Banjir bandang menyerbu daerah Sultra. Sejumlah wilayah terkena banjir, bahkan jembatan-jembatan yang menghubungkan antara wilayah satu dengan wilayah lainnya terputus akibat diterjang banjir. Seperti diberitakan dalam detiknews.com (9/7/2019): 28 desa di 6 kecamatan di Kabupaten Konawe Utara, Sulawesi Tenggara (Sultra) terendam banjir. Hingga saat ini masih banyak warga terjebak di gundukan tanah dan atap rumah.

Di Kecamatan Asera, tak hanya Walalindu saja yang menjadi desa terdampak banjir bandang. Desa lain seperti Longeo Utama juga terdampak parah. Banjir yang menerjang Asera, Konawe Utara, berasal dari meluapnya Sungai Lalindu. Ratusan rumah dikabarkan hancur terbawa arus banjir. Terisolirnya beberapa desa di Kecamatan Asera diakibatkan dari terputusnya akses utama yaitu jembatan penghubung desa yang membentang di atas Sungai Lalindu. Jembatan ini hancur terbawa derasnya arus banjir. “Yang membuat terhambatnya pengiriman bantuan ke Asera ialah terputusnya jembatan penghubung, kendaraan roda empat tak dapat melintas. Saat ini warga dibantu relawan dan tim evakuasi gabungan membuat jembatan darurat yang baru dapat dilintasi pejalan kaki dan kendaraan roda dua,” tambah Kusmayadi.cnnindonesia(15/6/2019).

Penyebab Banjir

Menanggapi musibah banjir ini, Gubernur Sultra Ali Mazi menepis rumor yang telah beredar di masyarakat terkait dengan penyebab banjir Konawe Utara. Menurut dia, banjir tersebut bukan karena aktivitas pertambangan, akan tetapi kehendak Yang Maha Kuasa. “Untuk penyebab banjir di Konawe Utara, kita jangan sembarang berspekulasi, perlu dilakukan kajian ilmiah, jangan kemudian kita langsung beranggapan bahwa penyebab banjir ini adalah karena aktivitas tambang,” kata dia, liputan6.com (14/6/2019).

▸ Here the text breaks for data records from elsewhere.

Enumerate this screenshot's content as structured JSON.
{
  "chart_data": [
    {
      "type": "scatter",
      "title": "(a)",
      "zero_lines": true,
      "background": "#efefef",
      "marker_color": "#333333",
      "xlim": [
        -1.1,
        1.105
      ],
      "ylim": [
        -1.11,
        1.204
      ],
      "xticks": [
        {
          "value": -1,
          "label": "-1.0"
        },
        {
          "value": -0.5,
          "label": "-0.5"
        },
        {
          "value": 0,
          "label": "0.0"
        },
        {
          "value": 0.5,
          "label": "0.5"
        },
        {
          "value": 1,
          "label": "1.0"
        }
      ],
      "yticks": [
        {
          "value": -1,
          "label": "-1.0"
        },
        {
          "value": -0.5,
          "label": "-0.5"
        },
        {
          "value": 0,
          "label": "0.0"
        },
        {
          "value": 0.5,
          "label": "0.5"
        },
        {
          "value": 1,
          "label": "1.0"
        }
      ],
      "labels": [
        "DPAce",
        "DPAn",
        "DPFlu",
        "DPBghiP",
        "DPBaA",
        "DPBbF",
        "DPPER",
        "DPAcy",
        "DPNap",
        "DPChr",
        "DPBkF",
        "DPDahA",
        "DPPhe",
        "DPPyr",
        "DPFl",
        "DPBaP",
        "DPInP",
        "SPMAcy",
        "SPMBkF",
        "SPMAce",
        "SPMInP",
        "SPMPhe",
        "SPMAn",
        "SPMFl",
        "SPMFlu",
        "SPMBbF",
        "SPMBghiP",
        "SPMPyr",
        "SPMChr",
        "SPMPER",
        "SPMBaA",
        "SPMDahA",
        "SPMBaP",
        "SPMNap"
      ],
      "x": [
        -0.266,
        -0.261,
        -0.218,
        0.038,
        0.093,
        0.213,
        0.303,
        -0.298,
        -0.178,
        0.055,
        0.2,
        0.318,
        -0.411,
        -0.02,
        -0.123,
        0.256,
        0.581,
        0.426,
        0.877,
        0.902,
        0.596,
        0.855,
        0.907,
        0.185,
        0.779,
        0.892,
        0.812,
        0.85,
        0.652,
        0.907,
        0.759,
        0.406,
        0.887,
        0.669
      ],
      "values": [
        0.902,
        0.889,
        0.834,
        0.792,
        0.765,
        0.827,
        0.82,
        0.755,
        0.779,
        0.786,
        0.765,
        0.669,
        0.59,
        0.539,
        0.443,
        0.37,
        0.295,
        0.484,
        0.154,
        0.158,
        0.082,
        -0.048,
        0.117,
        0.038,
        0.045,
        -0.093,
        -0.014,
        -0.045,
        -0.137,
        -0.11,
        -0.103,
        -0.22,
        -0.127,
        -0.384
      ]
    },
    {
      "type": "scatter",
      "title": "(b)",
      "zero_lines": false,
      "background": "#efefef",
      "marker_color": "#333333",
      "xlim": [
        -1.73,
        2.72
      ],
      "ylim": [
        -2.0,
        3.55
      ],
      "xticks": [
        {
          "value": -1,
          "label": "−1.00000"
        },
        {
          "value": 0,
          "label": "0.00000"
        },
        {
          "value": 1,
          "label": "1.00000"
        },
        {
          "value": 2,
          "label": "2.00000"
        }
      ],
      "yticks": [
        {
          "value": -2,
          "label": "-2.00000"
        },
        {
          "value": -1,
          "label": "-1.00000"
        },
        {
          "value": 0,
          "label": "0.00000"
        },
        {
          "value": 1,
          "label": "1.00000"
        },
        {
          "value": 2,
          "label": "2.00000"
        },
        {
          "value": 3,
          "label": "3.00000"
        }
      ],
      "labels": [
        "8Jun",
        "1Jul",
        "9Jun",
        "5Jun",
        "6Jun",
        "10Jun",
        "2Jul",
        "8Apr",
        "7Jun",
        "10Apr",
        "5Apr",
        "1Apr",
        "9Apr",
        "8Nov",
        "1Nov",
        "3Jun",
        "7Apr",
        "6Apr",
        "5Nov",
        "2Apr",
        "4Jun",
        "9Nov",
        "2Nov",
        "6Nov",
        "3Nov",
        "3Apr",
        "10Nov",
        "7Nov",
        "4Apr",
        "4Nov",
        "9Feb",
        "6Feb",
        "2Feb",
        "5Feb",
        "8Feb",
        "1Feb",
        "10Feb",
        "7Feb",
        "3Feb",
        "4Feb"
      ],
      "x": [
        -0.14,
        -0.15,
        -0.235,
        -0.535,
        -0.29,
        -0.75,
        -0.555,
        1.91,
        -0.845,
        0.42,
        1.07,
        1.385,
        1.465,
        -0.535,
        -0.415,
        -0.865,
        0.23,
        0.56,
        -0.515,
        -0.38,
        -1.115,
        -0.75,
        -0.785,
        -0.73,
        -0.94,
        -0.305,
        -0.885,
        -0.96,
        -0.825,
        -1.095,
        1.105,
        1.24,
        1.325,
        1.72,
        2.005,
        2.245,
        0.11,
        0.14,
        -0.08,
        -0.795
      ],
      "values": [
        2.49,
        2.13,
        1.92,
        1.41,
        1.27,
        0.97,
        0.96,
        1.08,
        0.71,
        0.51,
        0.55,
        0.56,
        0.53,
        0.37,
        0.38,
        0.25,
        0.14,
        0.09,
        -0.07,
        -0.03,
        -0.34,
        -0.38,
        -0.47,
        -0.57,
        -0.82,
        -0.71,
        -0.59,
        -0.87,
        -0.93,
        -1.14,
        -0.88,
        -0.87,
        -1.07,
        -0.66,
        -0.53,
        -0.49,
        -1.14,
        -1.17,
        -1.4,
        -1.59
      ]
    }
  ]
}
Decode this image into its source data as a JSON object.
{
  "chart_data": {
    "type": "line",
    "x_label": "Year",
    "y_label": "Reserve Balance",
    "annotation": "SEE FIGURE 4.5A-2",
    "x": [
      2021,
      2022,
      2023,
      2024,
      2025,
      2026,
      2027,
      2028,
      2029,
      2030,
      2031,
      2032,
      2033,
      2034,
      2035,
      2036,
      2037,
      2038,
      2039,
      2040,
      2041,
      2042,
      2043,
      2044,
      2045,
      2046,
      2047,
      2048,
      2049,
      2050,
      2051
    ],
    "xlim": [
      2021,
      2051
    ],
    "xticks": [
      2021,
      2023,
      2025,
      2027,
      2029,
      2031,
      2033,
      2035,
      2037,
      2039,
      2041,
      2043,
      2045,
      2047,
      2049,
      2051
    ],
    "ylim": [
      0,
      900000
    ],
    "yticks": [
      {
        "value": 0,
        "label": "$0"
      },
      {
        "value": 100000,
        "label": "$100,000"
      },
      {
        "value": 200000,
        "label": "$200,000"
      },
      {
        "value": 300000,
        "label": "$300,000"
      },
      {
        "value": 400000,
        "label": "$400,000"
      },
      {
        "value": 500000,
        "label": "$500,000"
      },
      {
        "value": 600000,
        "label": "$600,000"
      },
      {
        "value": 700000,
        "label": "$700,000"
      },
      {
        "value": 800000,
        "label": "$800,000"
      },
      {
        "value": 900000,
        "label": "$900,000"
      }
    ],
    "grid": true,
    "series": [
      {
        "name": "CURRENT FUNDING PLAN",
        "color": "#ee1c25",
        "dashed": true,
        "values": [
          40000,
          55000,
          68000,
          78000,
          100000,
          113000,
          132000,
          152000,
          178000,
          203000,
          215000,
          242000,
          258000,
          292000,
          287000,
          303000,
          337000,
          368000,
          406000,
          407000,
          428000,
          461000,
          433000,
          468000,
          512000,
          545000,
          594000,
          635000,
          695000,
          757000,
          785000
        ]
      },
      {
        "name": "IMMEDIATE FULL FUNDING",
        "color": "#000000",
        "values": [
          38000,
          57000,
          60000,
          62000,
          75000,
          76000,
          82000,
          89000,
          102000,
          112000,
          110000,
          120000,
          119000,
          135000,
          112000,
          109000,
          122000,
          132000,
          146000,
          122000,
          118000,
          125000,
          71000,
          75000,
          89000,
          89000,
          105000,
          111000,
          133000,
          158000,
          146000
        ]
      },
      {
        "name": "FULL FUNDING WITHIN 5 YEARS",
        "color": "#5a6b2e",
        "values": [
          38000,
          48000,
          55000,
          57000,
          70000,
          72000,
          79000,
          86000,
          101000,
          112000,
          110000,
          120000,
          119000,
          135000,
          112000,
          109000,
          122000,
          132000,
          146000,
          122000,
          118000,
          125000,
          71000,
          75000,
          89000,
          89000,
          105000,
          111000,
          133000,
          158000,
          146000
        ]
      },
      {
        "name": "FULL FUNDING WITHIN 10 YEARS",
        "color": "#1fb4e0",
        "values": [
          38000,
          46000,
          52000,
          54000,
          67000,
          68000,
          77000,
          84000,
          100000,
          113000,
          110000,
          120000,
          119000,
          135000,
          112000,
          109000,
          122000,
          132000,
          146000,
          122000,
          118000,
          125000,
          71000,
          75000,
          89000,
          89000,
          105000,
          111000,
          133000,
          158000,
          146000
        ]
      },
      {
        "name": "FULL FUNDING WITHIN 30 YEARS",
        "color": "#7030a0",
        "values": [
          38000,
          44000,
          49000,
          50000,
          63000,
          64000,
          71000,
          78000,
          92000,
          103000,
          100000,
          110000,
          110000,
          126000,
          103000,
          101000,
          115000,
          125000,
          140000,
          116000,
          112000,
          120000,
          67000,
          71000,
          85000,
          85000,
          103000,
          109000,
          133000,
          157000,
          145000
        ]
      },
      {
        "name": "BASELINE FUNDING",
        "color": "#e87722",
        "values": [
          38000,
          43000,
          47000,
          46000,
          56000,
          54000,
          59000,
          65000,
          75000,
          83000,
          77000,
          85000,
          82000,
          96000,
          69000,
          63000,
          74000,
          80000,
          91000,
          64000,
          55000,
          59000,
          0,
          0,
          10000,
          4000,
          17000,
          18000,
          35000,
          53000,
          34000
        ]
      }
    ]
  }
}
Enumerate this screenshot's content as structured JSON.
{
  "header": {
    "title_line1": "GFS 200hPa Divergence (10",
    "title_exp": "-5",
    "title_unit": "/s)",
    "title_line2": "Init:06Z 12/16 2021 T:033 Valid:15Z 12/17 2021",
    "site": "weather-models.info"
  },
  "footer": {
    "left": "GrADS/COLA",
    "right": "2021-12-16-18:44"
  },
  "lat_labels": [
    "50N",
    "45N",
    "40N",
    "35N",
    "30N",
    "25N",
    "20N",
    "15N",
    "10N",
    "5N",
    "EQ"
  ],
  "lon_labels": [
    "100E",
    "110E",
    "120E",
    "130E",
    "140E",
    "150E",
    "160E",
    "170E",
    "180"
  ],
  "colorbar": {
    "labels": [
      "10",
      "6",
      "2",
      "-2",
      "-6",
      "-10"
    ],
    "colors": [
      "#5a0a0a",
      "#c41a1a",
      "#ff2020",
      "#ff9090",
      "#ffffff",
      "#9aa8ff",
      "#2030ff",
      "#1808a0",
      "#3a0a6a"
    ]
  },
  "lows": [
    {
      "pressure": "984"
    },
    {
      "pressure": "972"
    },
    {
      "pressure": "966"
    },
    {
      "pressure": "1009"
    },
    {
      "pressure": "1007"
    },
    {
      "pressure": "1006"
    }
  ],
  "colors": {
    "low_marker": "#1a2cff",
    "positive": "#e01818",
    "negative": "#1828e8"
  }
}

Padahal biasanya, banjir disebabkan oleh pembukaan lahan besar-besaran, sehingga hutan menjadi gundul. Berbeda dengan pak gubernur, Wakil Gubernur (Wagub) Sulawesi Tenggara (Sultra), Lukman Abunawas menyebut kegiatan pertambangan dan kerusakan lingkungan menjadi penyebab banjir bandang yang melumpuhkan Kabupten Konawe Utara (Konut). Menurutnya, sejak menjadi daerah otonomi baru (DOB), banjir yang terjadi kali ini merupakan banjir terparah yang meluas hingga 6 kecamatan. “Ini memang karena di sana banyak aktivitas penambangan dan juga karena lingkungan hidup yang sudah tidak tertata dengan baik. Sehingga itu menjadi salah satu penyebab banjir di sana,” kata Lukman, Selasa (11/6/2019).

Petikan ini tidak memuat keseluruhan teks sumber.